A Case for Revving Up in Mortgages as Others Scale Back

Register now

The mortgage business continues to lure new disciples even though new regulation and the potential for rising rates have shaken the faith of other banks.

Mercantile Bank in Grand Rapids, Mich., is the latest convert. The $2.9 billion-asset company, which has traditionally focused on commercial lending, is looking to significantly expand its mortgage operations by hiring lenders and improving internal systems to speed up the application process.

Mercantile wants "to build a residential mortgage machine capable of producing robust mortgage volumes that are sustainable during a variety of economic cycles," said Robert Kaminski Jr., the company's chief operating officer.

Other banks have announced plans to add scale, including Bank of Botetourt in Buchanan, Va., and PS Bank in Wyalusing, Pa., which created new mortgage subsidiaries in recent months.

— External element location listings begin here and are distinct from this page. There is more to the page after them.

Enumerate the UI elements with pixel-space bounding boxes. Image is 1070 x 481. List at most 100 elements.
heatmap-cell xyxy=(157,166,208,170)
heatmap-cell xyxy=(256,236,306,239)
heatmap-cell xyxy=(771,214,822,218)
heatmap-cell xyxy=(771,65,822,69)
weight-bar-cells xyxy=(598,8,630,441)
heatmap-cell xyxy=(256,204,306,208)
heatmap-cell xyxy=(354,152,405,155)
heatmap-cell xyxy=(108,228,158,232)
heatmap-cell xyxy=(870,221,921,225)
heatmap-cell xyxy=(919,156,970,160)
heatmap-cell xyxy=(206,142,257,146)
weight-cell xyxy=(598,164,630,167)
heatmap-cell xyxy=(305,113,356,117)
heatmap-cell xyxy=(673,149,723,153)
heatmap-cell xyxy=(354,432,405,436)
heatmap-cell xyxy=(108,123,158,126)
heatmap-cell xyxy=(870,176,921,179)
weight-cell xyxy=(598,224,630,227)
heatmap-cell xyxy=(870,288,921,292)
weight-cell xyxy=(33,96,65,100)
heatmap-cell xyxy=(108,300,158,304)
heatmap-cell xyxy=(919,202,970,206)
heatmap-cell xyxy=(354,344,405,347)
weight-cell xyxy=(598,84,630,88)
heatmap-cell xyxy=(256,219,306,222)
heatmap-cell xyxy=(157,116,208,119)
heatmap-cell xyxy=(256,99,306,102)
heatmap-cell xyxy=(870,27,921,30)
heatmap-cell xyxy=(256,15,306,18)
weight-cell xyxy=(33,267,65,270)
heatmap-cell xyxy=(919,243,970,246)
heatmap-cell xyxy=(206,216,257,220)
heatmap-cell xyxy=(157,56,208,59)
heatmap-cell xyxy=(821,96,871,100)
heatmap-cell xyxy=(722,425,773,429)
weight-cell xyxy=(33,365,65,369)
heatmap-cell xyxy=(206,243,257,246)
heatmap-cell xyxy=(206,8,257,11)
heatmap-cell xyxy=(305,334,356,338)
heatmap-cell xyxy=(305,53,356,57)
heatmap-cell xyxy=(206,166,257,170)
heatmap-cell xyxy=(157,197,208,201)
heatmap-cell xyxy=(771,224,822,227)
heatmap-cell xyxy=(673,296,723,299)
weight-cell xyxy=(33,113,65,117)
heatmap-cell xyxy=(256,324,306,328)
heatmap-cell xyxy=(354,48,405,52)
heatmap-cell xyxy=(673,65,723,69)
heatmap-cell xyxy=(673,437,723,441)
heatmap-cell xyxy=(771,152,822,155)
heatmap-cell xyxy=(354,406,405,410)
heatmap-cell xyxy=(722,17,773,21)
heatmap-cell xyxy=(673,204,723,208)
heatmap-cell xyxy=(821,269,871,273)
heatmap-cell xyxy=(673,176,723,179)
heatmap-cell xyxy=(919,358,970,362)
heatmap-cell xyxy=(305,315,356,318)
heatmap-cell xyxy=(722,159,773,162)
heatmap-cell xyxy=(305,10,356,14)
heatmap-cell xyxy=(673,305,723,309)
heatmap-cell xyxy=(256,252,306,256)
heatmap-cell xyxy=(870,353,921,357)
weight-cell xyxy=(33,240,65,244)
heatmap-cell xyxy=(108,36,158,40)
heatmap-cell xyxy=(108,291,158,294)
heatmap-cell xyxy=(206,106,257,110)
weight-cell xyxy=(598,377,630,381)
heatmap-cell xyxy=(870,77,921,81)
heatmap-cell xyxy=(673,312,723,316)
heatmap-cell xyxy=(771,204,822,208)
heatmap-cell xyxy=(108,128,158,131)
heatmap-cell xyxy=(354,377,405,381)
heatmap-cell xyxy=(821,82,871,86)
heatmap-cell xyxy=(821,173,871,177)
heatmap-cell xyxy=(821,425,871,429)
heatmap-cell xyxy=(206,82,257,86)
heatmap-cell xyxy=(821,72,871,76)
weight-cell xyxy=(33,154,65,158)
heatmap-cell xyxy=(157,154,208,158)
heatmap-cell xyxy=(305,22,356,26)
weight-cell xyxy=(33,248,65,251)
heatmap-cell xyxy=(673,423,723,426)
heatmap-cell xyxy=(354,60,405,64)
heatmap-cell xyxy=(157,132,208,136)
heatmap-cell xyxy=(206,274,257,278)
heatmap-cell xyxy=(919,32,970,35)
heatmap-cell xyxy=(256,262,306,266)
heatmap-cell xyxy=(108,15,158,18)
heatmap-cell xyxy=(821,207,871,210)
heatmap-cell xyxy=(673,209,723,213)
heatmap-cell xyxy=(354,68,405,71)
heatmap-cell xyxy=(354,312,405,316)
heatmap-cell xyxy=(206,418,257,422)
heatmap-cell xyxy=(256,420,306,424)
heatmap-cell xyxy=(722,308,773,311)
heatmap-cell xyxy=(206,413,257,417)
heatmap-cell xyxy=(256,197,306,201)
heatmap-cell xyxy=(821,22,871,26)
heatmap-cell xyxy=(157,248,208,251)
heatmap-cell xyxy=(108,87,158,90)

At the same time, companies such as BankUnited in Miami Lakes, Fla., and Ditech Financial have pulled the plug. JPMorgan Chase, meanwhile, has all but stopped making home loans backed by the Federal Housing Administration. Regulation — including rules to tied "Know Before You Owe," commonly known as TRID, and qualified mortgages — has factored into many decisions to scale back or step away.

So why jump into the business now?

For many banks, a commitment to enter residential lending follows a market shift where purchase activity replaces refinancing. Purchase volume topped $880 billion in 2015, and the Mortgage Bankers Association expects it to approach $1 trillion this year.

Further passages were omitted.